Despite recurring media reports of poor working conditions in China at places such as electronics manufacturing giant Foxconn’s factories, experts say that Chinese worker rights have been steadily improving over the past six years. While labor rights activists may not yet be satisfied, Ricardo Ernst, a professor of global logistics at Georgetown University, says progress in China should not be measured against another country’s standard.
“It’s not a fair comparison to say that the working conditions in the U.S. are the same as the working conditions that they [should] have in any and every other place around the world,” Ernst says. “Every place has its own working conditions, and that’s why you need to evaluate in light of what the local conditions are.”
In 2006, InsideCounsel reported that the Chinese government was planning a push to give more power to its central union, the All-China Federation of Trade Unions (ACFTU), and we predicted this would contribute to the strengthening of workers’ rights.
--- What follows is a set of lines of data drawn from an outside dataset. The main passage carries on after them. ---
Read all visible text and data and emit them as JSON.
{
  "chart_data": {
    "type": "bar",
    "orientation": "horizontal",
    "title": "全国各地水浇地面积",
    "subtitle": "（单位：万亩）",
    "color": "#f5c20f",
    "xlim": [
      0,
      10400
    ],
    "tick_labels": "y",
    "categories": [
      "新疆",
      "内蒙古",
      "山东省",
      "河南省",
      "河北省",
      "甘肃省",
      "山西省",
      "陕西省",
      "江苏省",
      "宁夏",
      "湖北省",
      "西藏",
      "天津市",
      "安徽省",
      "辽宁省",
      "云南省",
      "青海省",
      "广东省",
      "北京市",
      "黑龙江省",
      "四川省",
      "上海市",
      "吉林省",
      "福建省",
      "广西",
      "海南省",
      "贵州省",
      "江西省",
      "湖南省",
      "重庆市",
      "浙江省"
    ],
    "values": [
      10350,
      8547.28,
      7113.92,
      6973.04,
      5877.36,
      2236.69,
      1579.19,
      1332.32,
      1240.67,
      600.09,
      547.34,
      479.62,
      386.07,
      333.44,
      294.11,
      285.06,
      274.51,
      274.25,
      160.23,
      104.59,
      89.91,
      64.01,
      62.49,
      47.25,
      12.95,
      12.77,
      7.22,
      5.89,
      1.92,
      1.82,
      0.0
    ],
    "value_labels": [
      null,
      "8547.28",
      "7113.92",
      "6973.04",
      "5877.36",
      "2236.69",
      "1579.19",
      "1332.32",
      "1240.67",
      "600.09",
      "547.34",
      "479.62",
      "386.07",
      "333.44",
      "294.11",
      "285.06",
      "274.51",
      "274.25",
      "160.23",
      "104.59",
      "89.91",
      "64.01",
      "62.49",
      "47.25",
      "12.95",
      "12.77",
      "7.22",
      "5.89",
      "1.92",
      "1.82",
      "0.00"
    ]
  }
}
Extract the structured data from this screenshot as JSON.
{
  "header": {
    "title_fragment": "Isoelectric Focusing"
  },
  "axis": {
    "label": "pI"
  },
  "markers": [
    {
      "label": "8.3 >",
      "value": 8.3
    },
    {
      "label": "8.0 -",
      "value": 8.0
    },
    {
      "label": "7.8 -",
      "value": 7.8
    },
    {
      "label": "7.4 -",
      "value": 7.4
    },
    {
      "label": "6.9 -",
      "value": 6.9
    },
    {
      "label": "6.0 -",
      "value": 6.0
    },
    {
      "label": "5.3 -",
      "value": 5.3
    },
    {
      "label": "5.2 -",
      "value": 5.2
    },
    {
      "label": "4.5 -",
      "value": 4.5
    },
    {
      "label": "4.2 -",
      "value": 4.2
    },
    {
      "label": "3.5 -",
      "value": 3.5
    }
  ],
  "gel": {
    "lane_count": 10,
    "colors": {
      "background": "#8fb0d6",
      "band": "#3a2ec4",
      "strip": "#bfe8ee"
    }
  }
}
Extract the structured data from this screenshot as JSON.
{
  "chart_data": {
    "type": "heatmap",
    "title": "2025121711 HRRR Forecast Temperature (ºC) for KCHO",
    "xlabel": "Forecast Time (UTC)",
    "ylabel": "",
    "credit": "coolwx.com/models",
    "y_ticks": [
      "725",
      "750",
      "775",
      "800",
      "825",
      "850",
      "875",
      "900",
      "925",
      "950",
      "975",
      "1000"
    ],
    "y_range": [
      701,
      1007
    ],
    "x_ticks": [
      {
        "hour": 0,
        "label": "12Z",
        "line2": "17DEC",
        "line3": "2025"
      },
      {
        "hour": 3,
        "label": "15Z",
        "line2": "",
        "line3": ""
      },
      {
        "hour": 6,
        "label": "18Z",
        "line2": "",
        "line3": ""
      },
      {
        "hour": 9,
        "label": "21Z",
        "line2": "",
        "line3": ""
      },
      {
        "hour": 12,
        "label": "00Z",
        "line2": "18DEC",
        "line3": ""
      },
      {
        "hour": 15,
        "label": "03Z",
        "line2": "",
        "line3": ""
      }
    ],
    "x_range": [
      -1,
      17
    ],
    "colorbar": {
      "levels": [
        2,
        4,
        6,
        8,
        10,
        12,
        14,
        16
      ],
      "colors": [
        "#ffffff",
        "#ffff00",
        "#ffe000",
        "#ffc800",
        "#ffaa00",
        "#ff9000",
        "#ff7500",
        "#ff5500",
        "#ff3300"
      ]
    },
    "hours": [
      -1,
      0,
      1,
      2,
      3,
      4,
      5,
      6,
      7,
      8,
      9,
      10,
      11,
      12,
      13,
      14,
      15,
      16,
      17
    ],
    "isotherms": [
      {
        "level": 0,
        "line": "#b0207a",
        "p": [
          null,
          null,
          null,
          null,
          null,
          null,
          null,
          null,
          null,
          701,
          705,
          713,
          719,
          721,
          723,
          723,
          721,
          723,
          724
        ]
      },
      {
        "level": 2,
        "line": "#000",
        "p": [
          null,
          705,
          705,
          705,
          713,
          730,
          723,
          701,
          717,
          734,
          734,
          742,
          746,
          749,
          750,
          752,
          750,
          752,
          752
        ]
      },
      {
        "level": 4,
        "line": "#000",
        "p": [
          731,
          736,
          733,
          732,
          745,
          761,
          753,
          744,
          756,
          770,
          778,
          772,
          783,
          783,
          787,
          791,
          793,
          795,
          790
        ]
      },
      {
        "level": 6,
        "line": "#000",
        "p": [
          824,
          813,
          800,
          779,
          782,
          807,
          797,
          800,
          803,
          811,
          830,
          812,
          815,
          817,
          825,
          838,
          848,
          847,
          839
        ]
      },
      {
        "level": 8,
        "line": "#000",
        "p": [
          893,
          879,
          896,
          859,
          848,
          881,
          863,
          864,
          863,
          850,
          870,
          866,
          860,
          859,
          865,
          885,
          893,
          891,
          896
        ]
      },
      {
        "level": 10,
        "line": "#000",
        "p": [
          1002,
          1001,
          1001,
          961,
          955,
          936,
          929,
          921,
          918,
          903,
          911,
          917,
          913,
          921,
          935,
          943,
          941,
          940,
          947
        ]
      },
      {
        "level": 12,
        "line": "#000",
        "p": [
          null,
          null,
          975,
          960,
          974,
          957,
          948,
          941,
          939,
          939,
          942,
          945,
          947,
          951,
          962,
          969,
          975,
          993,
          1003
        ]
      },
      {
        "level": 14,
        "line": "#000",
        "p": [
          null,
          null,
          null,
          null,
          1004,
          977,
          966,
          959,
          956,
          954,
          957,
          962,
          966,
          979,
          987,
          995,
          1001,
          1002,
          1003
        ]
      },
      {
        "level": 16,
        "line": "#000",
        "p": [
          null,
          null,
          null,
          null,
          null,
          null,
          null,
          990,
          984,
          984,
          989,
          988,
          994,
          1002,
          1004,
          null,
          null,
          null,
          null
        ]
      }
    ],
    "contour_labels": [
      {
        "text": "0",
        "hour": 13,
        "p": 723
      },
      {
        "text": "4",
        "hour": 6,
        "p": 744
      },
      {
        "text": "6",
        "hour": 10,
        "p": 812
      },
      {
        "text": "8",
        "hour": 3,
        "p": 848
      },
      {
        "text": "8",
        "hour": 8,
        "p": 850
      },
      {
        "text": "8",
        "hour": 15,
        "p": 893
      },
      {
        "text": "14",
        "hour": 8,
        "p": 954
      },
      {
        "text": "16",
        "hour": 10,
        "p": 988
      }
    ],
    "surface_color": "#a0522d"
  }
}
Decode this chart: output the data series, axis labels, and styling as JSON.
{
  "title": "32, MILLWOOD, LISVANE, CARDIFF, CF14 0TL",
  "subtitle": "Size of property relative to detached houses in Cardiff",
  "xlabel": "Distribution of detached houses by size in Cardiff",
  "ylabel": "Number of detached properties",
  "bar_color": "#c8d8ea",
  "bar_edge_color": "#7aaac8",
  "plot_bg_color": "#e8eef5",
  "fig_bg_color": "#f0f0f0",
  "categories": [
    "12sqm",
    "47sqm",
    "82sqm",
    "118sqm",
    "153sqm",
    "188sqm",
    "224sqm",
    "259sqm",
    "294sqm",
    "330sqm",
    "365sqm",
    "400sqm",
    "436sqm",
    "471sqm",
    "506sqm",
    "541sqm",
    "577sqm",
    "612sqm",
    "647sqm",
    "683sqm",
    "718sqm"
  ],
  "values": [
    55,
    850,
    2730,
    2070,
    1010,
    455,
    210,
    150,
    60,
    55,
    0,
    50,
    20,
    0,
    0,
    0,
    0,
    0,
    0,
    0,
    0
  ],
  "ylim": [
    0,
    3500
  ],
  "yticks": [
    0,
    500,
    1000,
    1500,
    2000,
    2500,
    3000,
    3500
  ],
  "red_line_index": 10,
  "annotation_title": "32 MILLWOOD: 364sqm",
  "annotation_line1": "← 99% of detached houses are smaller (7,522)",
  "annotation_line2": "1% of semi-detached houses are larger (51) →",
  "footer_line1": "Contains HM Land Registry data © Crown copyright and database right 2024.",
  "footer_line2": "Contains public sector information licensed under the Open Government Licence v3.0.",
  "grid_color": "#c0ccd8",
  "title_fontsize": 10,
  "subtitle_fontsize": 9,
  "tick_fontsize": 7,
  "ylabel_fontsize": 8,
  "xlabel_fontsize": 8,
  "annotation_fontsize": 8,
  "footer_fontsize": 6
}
In 2010, a spat of labor strikes erupted in several large factories. Once the dust settled, the Washington Post reported in 2011 that the ACFTU was going to make a bigger effort to lobby on behalf of workers.
However, Dan Harris, a partner at Harris & Moure and co-author of the firm’s China Law Blog, says that although the Communist Party wants China to believe the unions have teeth, union issues have never come up for any of his corporate clients in China and he believes the ACFTU is controlled by the government.
“There’s no real union. It’s the government that’s telling them what to do and when,” Harris says. “That’s not really a union.”
He wrote as much in a blog post for China Law Blog in September, and says the website was immediately shut down in China.
“If I had thought about it, I would’ve known they would shut me down because China does not like people to say ‘The unions? What unions?’” he says. “This whole thing about [how] they’re going to advocate for the workers and all that? Bull.”
If the improvement in workers’ rights isn’t coming from the unions, perhaps it can be attributed to the Labor Contract Law, which went into effect on Jan. 1, 2008, despite many employers’ efforts to defeat the legislation. Several of the law’s provisions, including requiring written contracts and overtime pay, have driven up labor costs for companies operating in China.
But it’s not all bad news. Requiring contracts means companies have their rules and policies in writing, which makes them much easier to enforce.
“If the rule of law is not enforceable, then you have a high level of risk,” Ernst says. “Requiring contracts is a very good idea. … The transparency of rules is, at the end of the day, what brings success.”
Harris recommends writing contracts in both Chinese and English, and doing the same for employment manuals, which should include a detailed list of all the reasons employees can be fired. “China is not an at-will employee country,” Harris says. “Americans tend to be the ones that get in the most trouble in China because [they] just assume you can fire somebody easily because in the U.S., you can. In China, you can’t.”
Overall, Harris says foreign companies have to be a lot more careful to comply with labor laws than Chinese companies because they are scrutinized more closely. “Don’t do what the Chinese company does down the street,” he says. “Don’t do what your Chinese manager says you can get away with, because you won’t get away with it.”